Ora vi scrivo, il calamaio stretto tra le cosce, sulla condensa di questo finestrino che frappone il mio sguardo al mondo. Bagna il retro di questo foglio, così sottile. A vostra differenza, non ho valigie su cui incidere le mie sentenze, non ne ho portate. La fretta che mi ha ingiunto il grave stato di mia madre ha indotto a portare solo le carte della mia novella, racchiuse in una sacca di camoscio marrone, e fogli bianchi a cui è stato estirpato quest’immaturo su cui ora scrivo. L’altri fogli, casti del mio inchiostro, saranno impregnati dal dolore di questa imminente morte. Il dolore di una, ahimè, certa morte a cui vado a porgere i miei ultimi saluti. Ma sarà un attimo, ve lo giuro, mia dama.
E ancora gli attimi che ci separano sono infiniti. E non è forse vero che un attimo è per sempre?
Londra, mentre osservo questi fiocchi di neve che scendono giù dalle stelle, è l’angosciosa sorte a cui vado incontro.
E che sappiate perdonarmi.

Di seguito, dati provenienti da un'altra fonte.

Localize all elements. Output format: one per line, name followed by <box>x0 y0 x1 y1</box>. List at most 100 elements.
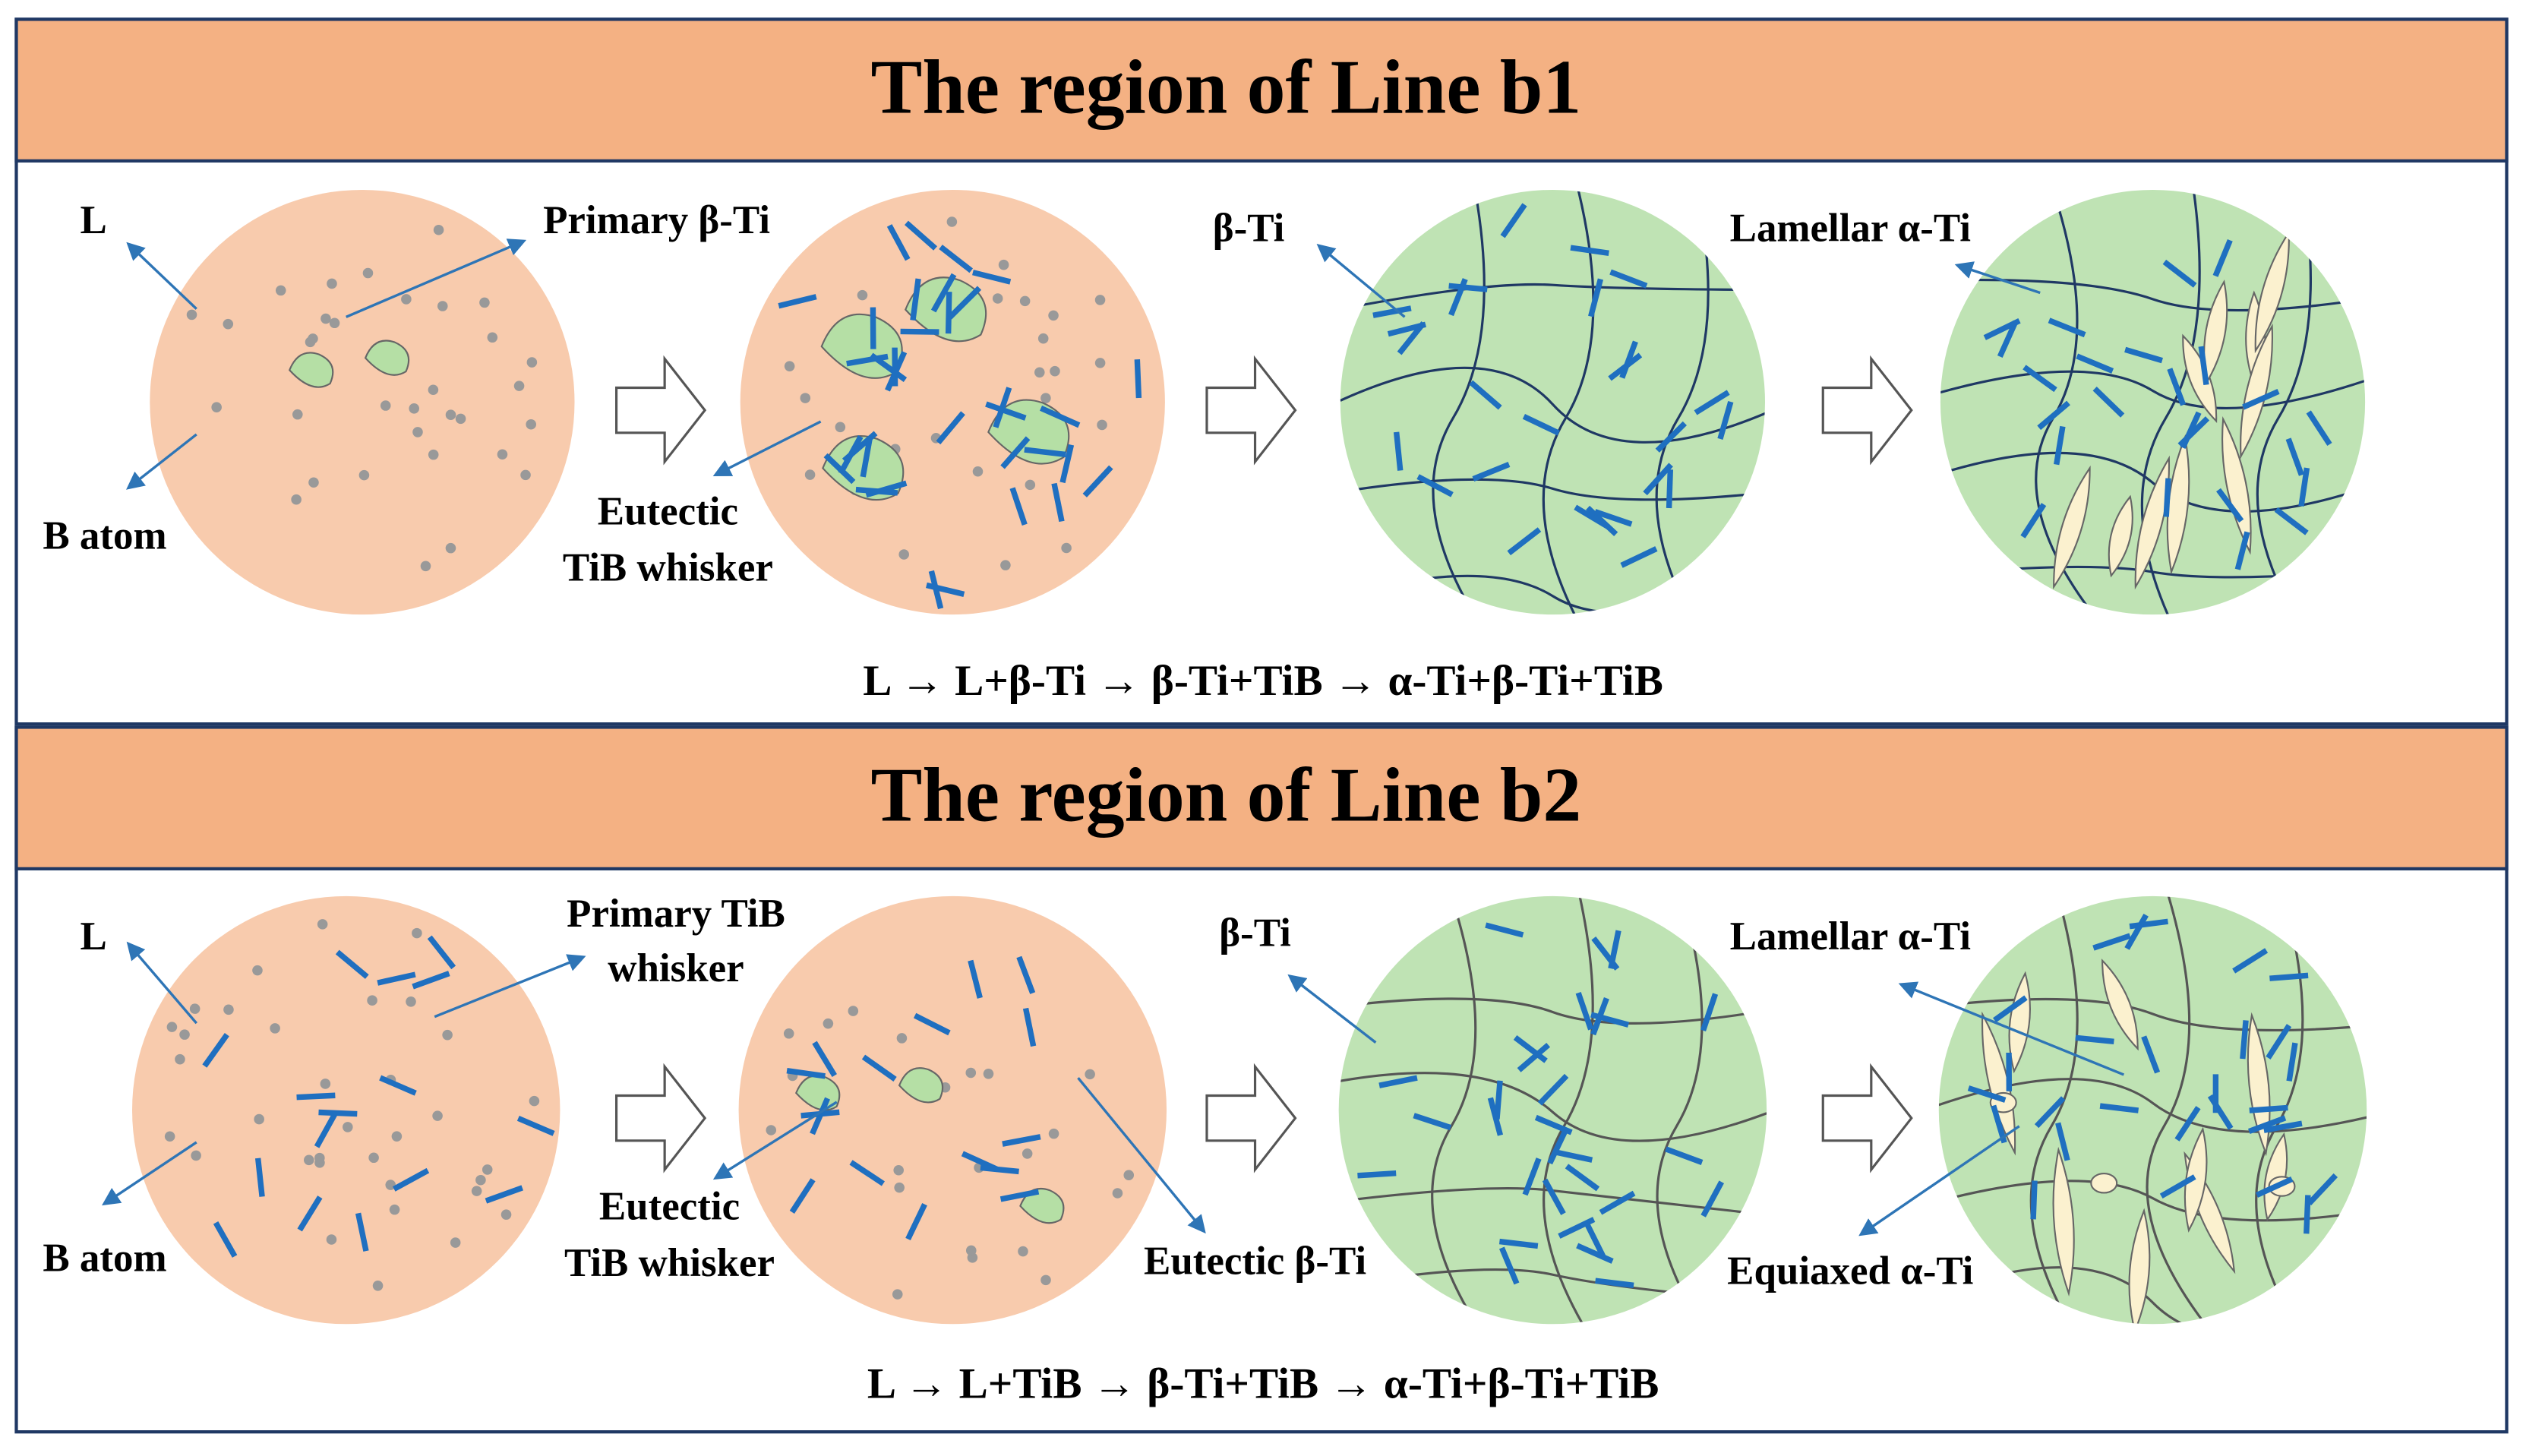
b-atom <box>252 965 263 976</box>
tib-whisker <box>2240 1020 2249 1060</box>
b-atom <box>275 285 286 296</box>
tib-whisker <box>2020 503 2047 538</box>
b-atom <box>1040 393 1051 403</box>
tib-whisker <box>1002 1134 1041 1147</box>
tib-whisker <box>318 1109 358 1117</box>
tib-whisker <box>1967 1085 2007 1103</box>
b-atom <box>254 1113 264 1125</box>
b-atom <box>166 1022 178 1032</box>
tib-whisker <box>2174 1106 2201 1142</box>
annotation-label: Primary β-Ti <box>543 198 770 242</box>
tib-whisker <box>2159 1174 2196 1199</box>
tib-whisker <box>1575 991 1594 1031</box>
tib-whisker <box>1009 487 1028 526</box>
b-atom <box>401 294 412 305</box>
tib-whisker <box>1487 1097 1504 1136</box>
b-atom <box>433 224 444 235</box>
b-atom <box>428 449 439 460</box>
tib-whisker <box>1469 380 1502 410</box>
b-atom <box>385 1180 396 1190</box>
circle-contents <box>1338 895 1767 1325</box>
leader-arrow <box>712 1101 838 1180</box>
tib-whisker <box>2198 346 2209 386</box>
tib-whisker <box>905 220 938 251</box>
reaction-equation: L → L+β-Ti → β-Ti+TiB → α-Ti+β-Ti+TiB <box>863 657 1663 705</box>
b-atom <box>303 1154 314 1166</box>
beta-grain <box>364 340 410 376</box>
tib-whisker <box>202 1033 229 1068</box>
tib-whisker <box>427 935 456 970</box>
b-atom <box>823 1018 834 1029</box>
b-atom <box>362 267 374 279</box>
tib-whisker <box>1590 1012 1630 1028</box>
b-atom <box>894 1182 905 1193</box>
tib-whisker <box>1574 504 1610 530</box>
alpha-lamella <box>2101 959 2139 1051</box>
annotation-label: Primary TiB <box>567 892 785 936</box>
tib-whisker <box>939 245 974 273</box>
b-atom <box>1040 1274 1051 1286</box>
b-atom <box>432 1110 443 1121</box>
tib-whisker <box>846 353 889 367</box>
annotation-label: B atom <box>43 513 166 557</box>
tib-whisker <box>1599 1190 1636 1215</box>
tib-whisker <box>1547 1127 1569 1165</box>
grain-boundary <box>1938 1078 2367 1133</box>
process-arrow <box>1821 355 1913 466</box>
tib-whisker <box>2030 1180 2038 1220</box>
circle-contents <box>766 955 1135 1300</box>
b-atom <box>179 1029 190 1040</box>
tib-whisker <box>2242 389 2280 410</box>
b-atom <box>529 1095 540 1107</box>
circle-contents <box>186 224 538 572</box>
b-atom <box>450 1237 461 1248</box>
grain-boundary <box>2146 895 2206 1325</box>
b-atom <box>223 1004 234 1015</box>
grain-boundary <box>2029 895 2079 1325</box>
tib-whisker <box>2216 488 2244 523</box>
b-atom <box>482 1164 493 1175</box>
b-atom <box>487 332 498 343</box>
tib-whisker <box>823 453 856 485</box>
grain-boundary <box>1940 278 2366 312</box>
tib-whisker <box>254 1158 265 1197</box>
tib-whisker <box>1082 465 1113 497</box>
b-atom <box>317 919 328 930</box>
tib-whisker <box>1608 930 1621 969</box>
grain-boundary <box>1432 189 1486 615</box>
b-atom <box>1094 295 1106 305</box>
tib-whisker <box>1700 1180 1725 1218</box>
tib-whisker <box>2075 1034 2114 1044</box>
circle-contents <box>1938 895 2367 1325</box>
tib-whisker <box>213 1221 238 1258</box>
tib-whisker <box>2167 368 2187 406</box>
tib-whisker <box>947 286 982 320</box>
tib-whisker <box>2124 346 2163 364</box>
tib-whisker <box>2207 1094 2234 1130</box>
alpha-lamella <box>2128 1208 2151 1325</box>
b-atom <box>965 1067 977 1079</box>
annotation-label: Eutectic <box>598 490 738 534</box>
b-atom <box>1048 310 1059 321</box>
tib-whisker <box>786 1067 826 1079</box>
panel-title: The region of Line b1 <box>871 43 1582 129</box>
tib-whisker <box>1494 1080 1503 1120</box>
process-arrow <box>1205 355 1297 466</box>
tib-whisker <box>1378 1075 1418 1088</box>
annotation-label: TiB whisker <box>564 1241 775 1285</box>
b-atom <box>455 413 466 425</box>
tib-whisker <box>842 431 878 463</box>
annotation-label: Lamellar α-Ti <box>1730 207 1971 251</box>
annotation-label: Eutectic β-Ti <box>1144 1240 1366 1284</box>
b-atom <box>321 313 331 324</box>
tib-whisker <box>980 1164 1019 1175</box>
tib-whisker <box>485 1185 523 1204</box>
annotation-label: TiB whisker <box>563 546 773 590</box>
tib-whisker <box>1522 1158 1542 1196</box>
tib-whisker <box>1570 245 1609 257</box>
tib-whisker <box>1997 320 2019 358</box>
b-atom <box>898 549 909 560</box>
b-atom <box>186 309 197 321</box>
b-atom <box>437 301 448 311</box>
leader-arrow <box>1954 261 2041 295</box>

Stringere il nodo della benedizione attorno ai pensieri che mi concederete, che sian lieti o mesti.
Oh, addio, monna musa!
Addio! Addio!
Post scriptum: Speditemi le vostre lettere a Casa Hinchinghooke, nell’amata Londra a cui sto per far ritorno. Al mio arrivo, avrò modo di leggerle. Ho ancora bisogno dei vostri umidi baci, non scordatelo.
12/02/1823 – Terza lettera
Parigi.
Finalmente sono tornata. Stanca, ch’era sera, o forse già notte inoltrata.
Sono tornata, bramando ogni volta il sapore fruttato della tua pelle, desiderandolo sempre di più ad ogni passo, ad ogni singolo sospiro di giglio, che mi avvicinava a quel quartiere parigino che tanto conosco, e che tanto mi è caro.
Ero lì, a strapparmi lo strascico della gonna da viaggio, tanto i miei piedi calpestavano veloci e agitati le pietre della strada, e i tacchi che vi s’impigliavano senza possibilità di scampo. Tanto correvo, per raggiungere il tuo portone in legno chiaro, e per sommergerlo, il sorriso al volto, di piccoli pugni di gioia. Aspettando che tu, dai piani alti, dal tuo studio – oh, riuscivo anche a vederlo! La luce giallognola delle candele che traspariva dall’ombra delle tende alla finestra, e un’ombra più scura, il tuo corpo chinato a scrivere – arrivassi trafelato a darmi quell’abbraccio di ben ritrovata.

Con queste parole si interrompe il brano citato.